Dari ketentuan Pasal 57 tersebut dapat ditarik kesimpulan bahwa selain standar, yang adalah persyaratan teknis, ada persyaratan teknis yang lain yang berlaku agar barang dapat diperdagangkan dalam negeri. Ini berarti bahwa persyaratan teknis dapat dimuat dalam standar atau dalam bentuk atau instrument lain selain standar.  Tidak jelas siapa yang menentukan dan dalam bentuk apa persyaratan teknis selain standar ini. Baik UU No. 7 tahun 2014 maupun UU No. 20 tahun 2014 tidak memberikan pemahaman mengenai apa persyarataan teknis selain yang dimuat dalam standar.

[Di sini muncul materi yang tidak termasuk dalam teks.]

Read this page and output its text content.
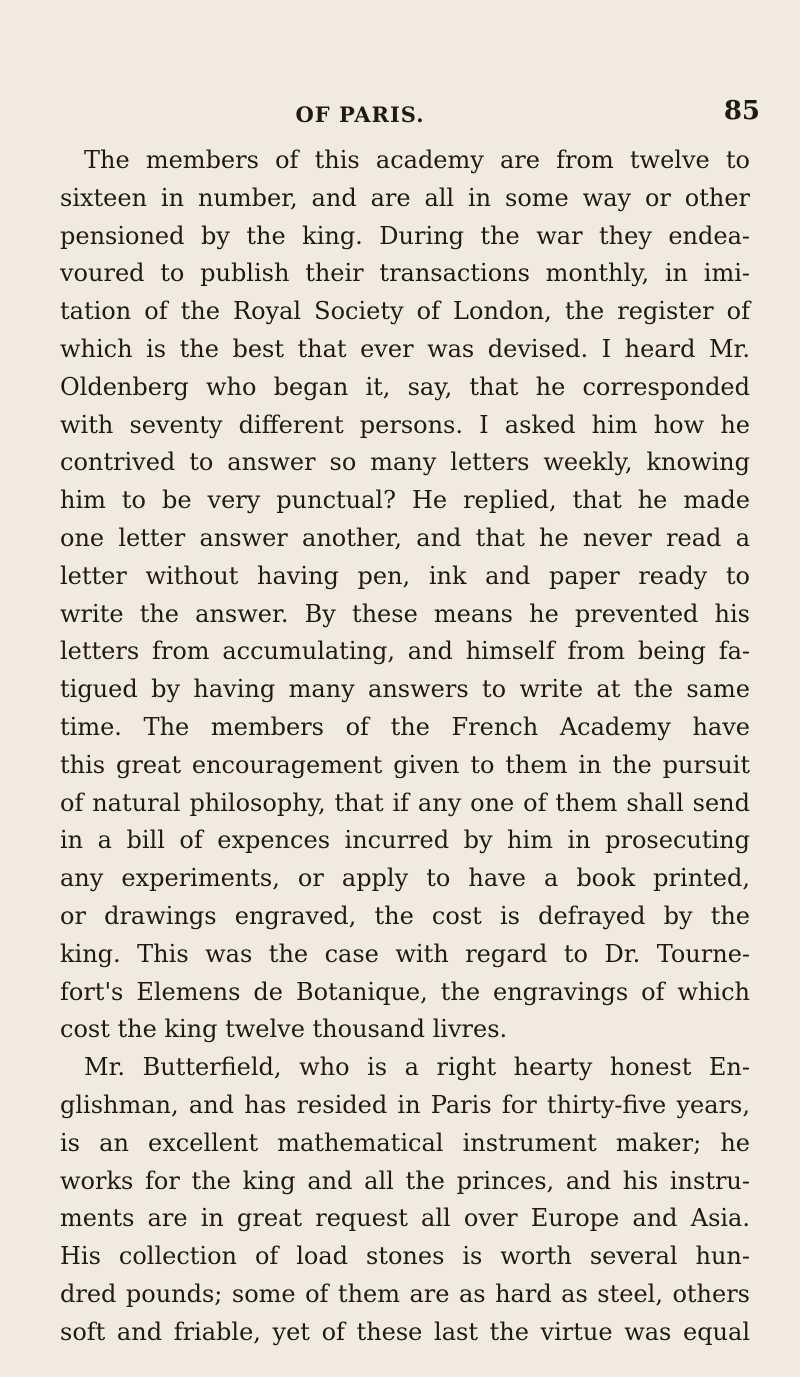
OF PARIS.	85
The members of this academy are from twelve to
sixteen in number, and are all in some way or other
pensioned by the king. During the war they endea-
voured to publish their transactions monthly, in imi-
tation of the Royal Society of London, the register of
which is the best that ever was devised. I heard Mr.
Oldenberg who began it, say, that he corresponded
with seventy different persons. I asked him how he
contrived to answer so many letters weekly, knowing
him to be very punctual? He replied, that he made
one letter answer another, and that he never read a
letter without having pen, ink and paper ready to
write the answer. By these means he prevented his
letters from accumulating, and himself from being fa-
tigued by having many answers to write at the same
time. The members of the French Academy have
this great encouragement given to them in the pursuit
of natural philosophy, that if any one of them shall send
in a bill of expences incurred by him in prosecuting
any experiments, or apply to have a book printed,
or drawings engraved, the cost is defrayed by the
king. This was the case with regard to Dr. Tourne-
fort's Elemens de Botanique, the engravings of which
cost the king twelve thousand livres.
Mr. Butterfield, who is a right hearty honest En-
glishman, and has resided in Paris for thirty-five years,
is an excellent mathematical instrument maker; he
works for the king and all the princes, and his instru-
ments are in great request all over Europe and Asia.
His collection of load stones is worth several hun-
dred pounds; some of them are as hard as steel, others
soft and friable, yet of these last the virtue was equal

Pembedaan antara SNI dengan persyaratan teknis ini membawa konsekwensi mengenai persetujuannya. Bagi barang yang sudah ada SNI yang diberlakukan secara wajib maka barang tersebut wajib dibubuhi tanda SNI sedangkan untuk yang sudah ada persyaratan teknis yang dberlakukan secara wajib diberikan tanda kesesuaian atau sertifikat kesesuaian. (Lihat Pasal 57 ayat (5)). Sedangkan untuk barang yang belum diberlakukan SNI secara wajib dapat dibubuhi tanda SNI atau tanda kesesuaian sepanjang telah dibuktikan dengan sertifikat produk penggunaan tanda SNI atau sertifikat kesesuaian (Pasal 57 ayat (6). Tampak ada yang hilang dari Pasal 57 ayat (6) ini. Tanda SNI hanya untuk SNI sedangkan tanda kesesuaian adalah untuk persyaratan teknis. Digunakannya tanda kesesuaian dalam Pasal 57 ayat (6) seolah-olah ada kemungkinan untuk barang-barang yang sudah ada SNI dapat diberikan tanda kesesuaian tanpa menggunakan tanda SNI. Saya memperhatikan harusnya terdapat juga “..atau belum diberlakukan persyaratan teknis secara wajib……” dalam Pasal 57 ayat (6) UU No. 7 tahun 2014 tersebut.